MLBazaar/BTB

Efficiently parallelize hyper parameter evaluation

sarin1991 opened this issue · 3 comments

  • BTB version: 0.2.4
  • Python version: 3.7.1
  • Operating System: Amazon Linux (4.14.88-88.76.amzn2.x86_64)

Description

I am trying to speed up hyper parameter tuning by parallelizing the training and scoring using an architecture as shown below:
image

The problem with the above approach is that sometimes btb proposes the same pipeline or similar hyper parameters to one being currently computed in the worker process. Is it possible to avoid this? Maybe one option would be to store the proposed parameters and ensure that the new ones proposed aren't close by?

csala commented

Hello @sarin1991

A similar error has been already reported in #105, so I'm adding the duplicate label here, as this will be resolved there.

However, I would like to warn you that some of what you report is an expected behavior:

On one side, getting hyperparameter proposals that are close to previous proposals is highly expected, especially around proposals that got a good score, as the tuner will tend to give priority to proposals that are in the regions that are known to be good.
If this is not the case and you are getting proposals that are close to previous ones that were very bad, it could be because the tuner does not have enough data yet to make a better selection.
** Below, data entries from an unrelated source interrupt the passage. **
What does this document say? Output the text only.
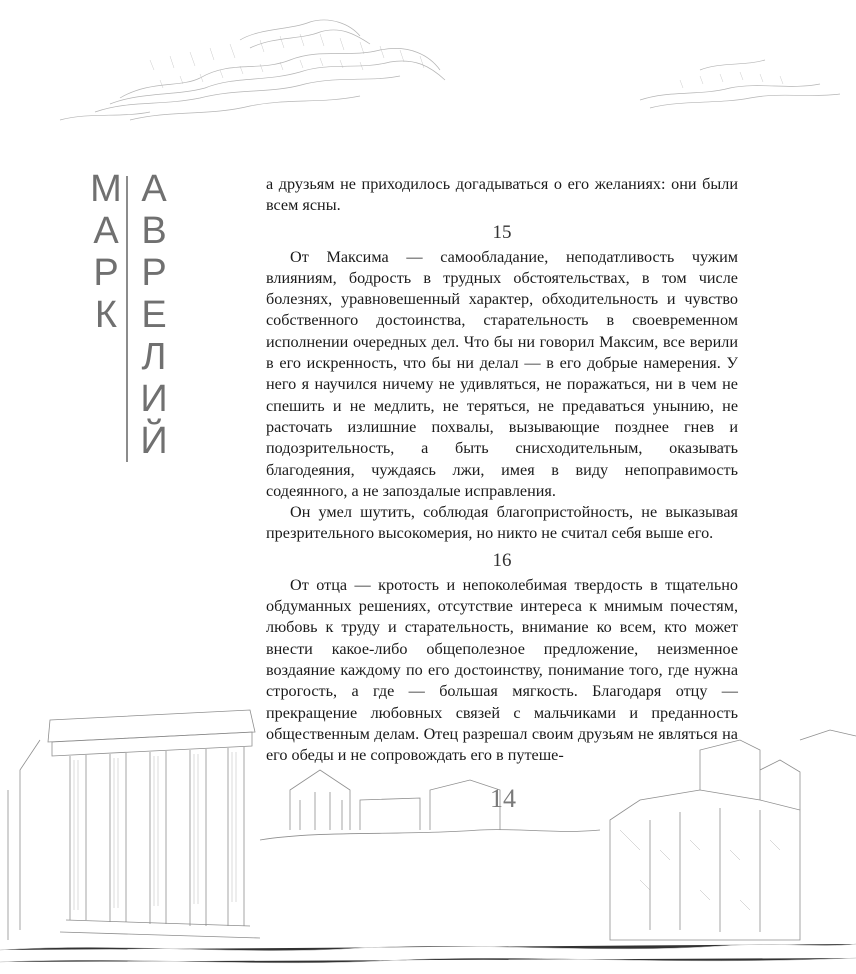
М
А
Р
К
А
В
Р
Е
Л
И
Й

а друзьям не приходилось догадываться о его желаниях: они были всем ясны.

15

От Максима — самообладание, неподатливость чужим влияниям, бодрость в трудных обстоятельствах, в том числе болезнях, уравновешенный характер, обходительность и чувство собственного достоинства, старательность в своевременном исполнении очередных дел. Что бы ни говорил Максим, все верили в его искренность, что бы ни делал — в его добрые намерения. У него я научился ничему не удивляться, не поражаться, ни в чем не спешить и не медлить, не теряться, не предаваться унынию, не расточать излишние похвалы, вызывающие позднее гнев и подозрительность, а быть снисходительным, оказывать благодеяния, чуждаясь лжи, имея в виду непоправимость содеянного, а не запоздалые исправления.

Он умел шутить, соблюдая благопристойность, не выказывая презрительного высокомерия, но никто не считал себя выше его.

16

От отца — кротость и непоколебимая твердость в тщательно обдуманных решениях, отсутствие интереса к мнимым почестям, любовь к труду и старательность, внимание ко всем, кто может внести какое-либо общеполезное предложение, неизменное воздаяние каждому по его достоинству, понимание того, где нужна строгость, а где — большая мягкость. Благодаря отцу — прекращение любовных связей с мальчиками и преданность общественным делам. Отец разрешал своим друзьям не являться на его обеды и не сопровождать его в путеше-

14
On the other side, BTB should be expected to discard previous proposals that were already scored and added back to the tuner (this is what #105 will cover), but it should not discard previous proposals that are still running, as there is no way to know if they were successfully evaluated.

So, if you are running multiple workers in parallel and hit this problem, I would suggest that you keep track of the proposals that you are currently scoring and, if a duplicate shows up, discard it and ask the tuner again for a new proposal.

Hello @sarin1991

We have made a major reorganization to the project and a lot of improvements, refering to the issue #131

I have answered how the new Tuner proposes on the following comment: #105 (comment) .
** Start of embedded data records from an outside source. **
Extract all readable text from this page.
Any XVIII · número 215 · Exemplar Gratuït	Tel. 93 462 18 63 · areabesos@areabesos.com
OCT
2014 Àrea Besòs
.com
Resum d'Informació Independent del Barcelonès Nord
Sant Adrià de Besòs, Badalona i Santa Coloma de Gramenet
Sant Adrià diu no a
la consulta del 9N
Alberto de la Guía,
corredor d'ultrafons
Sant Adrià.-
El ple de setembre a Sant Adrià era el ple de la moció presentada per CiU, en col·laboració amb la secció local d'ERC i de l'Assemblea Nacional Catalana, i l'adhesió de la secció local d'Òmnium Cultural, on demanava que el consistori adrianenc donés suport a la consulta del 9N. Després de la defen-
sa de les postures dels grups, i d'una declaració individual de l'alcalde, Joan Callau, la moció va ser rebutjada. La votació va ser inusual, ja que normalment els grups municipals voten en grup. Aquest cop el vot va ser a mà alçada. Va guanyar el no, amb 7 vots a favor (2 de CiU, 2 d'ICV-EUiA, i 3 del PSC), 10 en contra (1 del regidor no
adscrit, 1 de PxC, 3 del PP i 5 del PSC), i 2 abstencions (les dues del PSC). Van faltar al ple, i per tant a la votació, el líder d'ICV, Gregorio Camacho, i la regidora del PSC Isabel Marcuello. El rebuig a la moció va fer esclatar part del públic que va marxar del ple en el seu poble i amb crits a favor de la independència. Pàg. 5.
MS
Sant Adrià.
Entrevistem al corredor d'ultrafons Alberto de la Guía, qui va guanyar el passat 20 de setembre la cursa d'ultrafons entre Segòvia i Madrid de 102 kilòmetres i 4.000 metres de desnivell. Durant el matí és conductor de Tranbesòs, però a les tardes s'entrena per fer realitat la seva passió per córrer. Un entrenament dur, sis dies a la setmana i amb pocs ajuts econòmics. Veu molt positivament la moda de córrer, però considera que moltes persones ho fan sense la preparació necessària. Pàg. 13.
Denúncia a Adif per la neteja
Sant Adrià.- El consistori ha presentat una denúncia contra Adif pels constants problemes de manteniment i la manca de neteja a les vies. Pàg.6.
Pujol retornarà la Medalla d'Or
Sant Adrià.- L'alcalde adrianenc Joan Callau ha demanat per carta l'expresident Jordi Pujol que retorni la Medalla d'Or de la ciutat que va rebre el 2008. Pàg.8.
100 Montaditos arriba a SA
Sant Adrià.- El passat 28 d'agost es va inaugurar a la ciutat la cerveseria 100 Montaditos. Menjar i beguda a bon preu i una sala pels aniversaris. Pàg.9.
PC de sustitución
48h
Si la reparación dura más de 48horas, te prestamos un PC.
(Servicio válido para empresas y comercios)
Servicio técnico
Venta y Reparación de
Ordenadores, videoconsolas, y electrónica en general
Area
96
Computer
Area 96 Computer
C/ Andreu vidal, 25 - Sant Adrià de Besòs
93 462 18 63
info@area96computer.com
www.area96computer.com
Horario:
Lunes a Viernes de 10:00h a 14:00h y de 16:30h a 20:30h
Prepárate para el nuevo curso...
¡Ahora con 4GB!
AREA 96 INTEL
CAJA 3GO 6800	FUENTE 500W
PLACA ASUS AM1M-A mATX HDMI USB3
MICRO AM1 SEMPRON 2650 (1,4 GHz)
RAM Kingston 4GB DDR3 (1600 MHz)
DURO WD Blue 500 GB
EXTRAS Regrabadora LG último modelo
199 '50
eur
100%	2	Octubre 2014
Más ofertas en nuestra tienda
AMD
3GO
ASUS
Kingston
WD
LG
However, if you are using multiprocess for calling multiple times the tuner, we can't ensure that the combinations will not match, because it will discard combinations that were recorded. This is why I would recommend you the following:

  • Work with batch proposals. Assuming that you have a cardinality of N, create N/16 or even smaller batches depending on how many workers you have and your N amount.
  • Make the workers read / evaluate the proposals from the batch.
  • Record the obtained scores inside the tuner.
  • Propose new batch .

We've closed this issue as your question about duplicate proposals has been resolved.

If you come up with an approach to parallelizing the evaluation of hyperparameter proposals that you think is flexible enough that others may find it useful, please do chime back in and we can see whether a PR would be in order!